I am getting ready to order my first N scale locomotive and some track.

I have decided to get some Atlas Code 55 track but the store is out of the Atlas joiners. I would like to know if the Micro Engineering joiners are compatible without any hiccups.

Thanks in advance!


----------



## waltr (Aug 15, 2011)

ME joiners should work if they are for Code 55 rail.

In general I have found variance within a package of joiners. So some fit, some are loose and some tight. If you find they are too loose they squeeze they with pliers. If tight them use a spare piece of track and force them onto the rail to open them a little.


----------



## Maelstrom (Dec 22, 2012)

Thanks for the reply!

I bought an HO scale set a week or so back and I'd rather have more options as far as more scenery and track in my available space that comes with N scale.

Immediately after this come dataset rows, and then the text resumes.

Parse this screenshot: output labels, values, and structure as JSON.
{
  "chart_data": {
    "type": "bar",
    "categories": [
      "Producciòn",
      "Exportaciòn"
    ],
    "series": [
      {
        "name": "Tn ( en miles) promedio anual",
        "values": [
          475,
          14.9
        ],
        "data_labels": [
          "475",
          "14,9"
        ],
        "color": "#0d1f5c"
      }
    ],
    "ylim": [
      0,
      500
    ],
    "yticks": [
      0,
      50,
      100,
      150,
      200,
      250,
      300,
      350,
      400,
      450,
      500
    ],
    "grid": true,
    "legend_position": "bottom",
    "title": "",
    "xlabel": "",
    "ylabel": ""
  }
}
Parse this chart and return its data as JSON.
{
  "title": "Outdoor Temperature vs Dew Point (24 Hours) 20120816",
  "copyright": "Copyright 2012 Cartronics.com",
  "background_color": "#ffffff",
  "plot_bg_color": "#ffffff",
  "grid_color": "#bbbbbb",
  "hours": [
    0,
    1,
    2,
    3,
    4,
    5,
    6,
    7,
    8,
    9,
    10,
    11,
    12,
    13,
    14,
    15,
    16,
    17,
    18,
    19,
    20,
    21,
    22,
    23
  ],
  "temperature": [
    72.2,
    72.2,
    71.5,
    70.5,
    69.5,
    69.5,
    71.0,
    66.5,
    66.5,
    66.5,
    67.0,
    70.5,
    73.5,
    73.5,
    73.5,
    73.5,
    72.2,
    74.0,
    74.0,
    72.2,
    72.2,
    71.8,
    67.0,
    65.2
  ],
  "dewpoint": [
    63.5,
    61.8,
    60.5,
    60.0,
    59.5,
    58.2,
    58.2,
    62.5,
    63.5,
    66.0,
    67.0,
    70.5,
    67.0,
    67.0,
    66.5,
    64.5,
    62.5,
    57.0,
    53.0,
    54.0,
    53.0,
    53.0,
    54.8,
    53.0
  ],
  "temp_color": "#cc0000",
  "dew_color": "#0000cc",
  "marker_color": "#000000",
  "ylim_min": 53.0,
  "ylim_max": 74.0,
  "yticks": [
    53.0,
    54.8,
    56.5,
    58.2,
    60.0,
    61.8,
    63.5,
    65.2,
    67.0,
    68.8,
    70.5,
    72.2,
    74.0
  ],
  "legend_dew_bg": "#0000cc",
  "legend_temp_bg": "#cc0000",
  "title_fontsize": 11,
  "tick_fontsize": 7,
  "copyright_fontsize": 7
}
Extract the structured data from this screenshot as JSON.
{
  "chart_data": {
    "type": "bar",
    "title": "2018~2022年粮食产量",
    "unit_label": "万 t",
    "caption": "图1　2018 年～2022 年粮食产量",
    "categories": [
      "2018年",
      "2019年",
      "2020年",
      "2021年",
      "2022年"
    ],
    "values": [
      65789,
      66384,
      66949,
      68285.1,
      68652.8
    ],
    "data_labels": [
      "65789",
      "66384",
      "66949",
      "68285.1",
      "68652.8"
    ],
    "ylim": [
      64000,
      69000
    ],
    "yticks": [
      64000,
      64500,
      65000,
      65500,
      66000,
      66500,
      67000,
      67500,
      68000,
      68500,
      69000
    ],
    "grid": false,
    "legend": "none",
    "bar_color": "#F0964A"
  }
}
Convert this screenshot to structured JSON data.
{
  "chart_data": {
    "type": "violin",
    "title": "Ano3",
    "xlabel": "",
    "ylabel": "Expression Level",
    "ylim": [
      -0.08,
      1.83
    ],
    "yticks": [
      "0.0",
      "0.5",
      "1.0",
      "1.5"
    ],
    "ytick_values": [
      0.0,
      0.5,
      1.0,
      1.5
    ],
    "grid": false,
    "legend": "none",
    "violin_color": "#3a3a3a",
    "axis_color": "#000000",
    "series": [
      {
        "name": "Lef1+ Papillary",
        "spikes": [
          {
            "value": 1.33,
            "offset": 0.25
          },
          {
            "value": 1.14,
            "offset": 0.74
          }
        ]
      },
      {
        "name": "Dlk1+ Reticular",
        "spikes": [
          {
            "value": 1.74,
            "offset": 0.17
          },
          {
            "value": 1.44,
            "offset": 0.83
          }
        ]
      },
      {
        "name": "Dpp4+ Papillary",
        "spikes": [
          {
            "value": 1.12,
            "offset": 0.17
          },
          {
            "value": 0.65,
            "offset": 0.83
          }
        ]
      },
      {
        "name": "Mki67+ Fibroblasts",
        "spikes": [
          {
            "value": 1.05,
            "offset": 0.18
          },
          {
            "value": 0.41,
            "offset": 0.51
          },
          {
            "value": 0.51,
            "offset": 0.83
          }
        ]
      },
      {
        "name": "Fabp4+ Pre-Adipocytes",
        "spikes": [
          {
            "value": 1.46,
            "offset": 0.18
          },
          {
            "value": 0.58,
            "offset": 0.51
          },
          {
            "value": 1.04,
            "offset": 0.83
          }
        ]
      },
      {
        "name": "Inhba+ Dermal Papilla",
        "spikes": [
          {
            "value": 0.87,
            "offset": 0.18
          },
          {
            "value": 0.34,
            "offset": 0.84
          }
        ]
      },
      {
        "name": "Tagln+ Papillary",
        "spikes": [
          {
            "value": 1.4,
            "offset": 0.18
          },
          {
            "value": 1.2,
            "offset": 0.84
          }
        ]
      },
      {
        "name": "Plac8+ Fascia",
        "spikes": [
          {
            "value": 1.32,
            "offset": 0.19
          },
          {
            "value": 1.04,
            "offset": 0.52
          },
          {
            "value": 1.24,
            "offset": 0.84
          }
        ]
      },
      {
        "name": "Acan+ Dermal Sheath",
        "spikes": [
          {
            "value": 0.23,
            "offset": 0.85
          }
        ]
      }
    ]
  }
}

I ordered a Kato SD80MAC last night, a few cars of rolling stock, and some track last night to get started.

Do you guys have any recommendations for a DCC system that can eventually grow to 6-8 locomotives and have track switching features?


----------



## waltr (Aug 15, 2011)

DigiTrack or NCE systems are popular and expandable.

I use the DigiTrack Zephyr and a UT hand throttle for 6 locos on the track (4 with sound) and control two locos at a time (two operators).

Read through the threads in the DCC section as this question is asked very often.


----------



## Maelstrom (Dec 22, 2012)

Thanks again waltr!


----------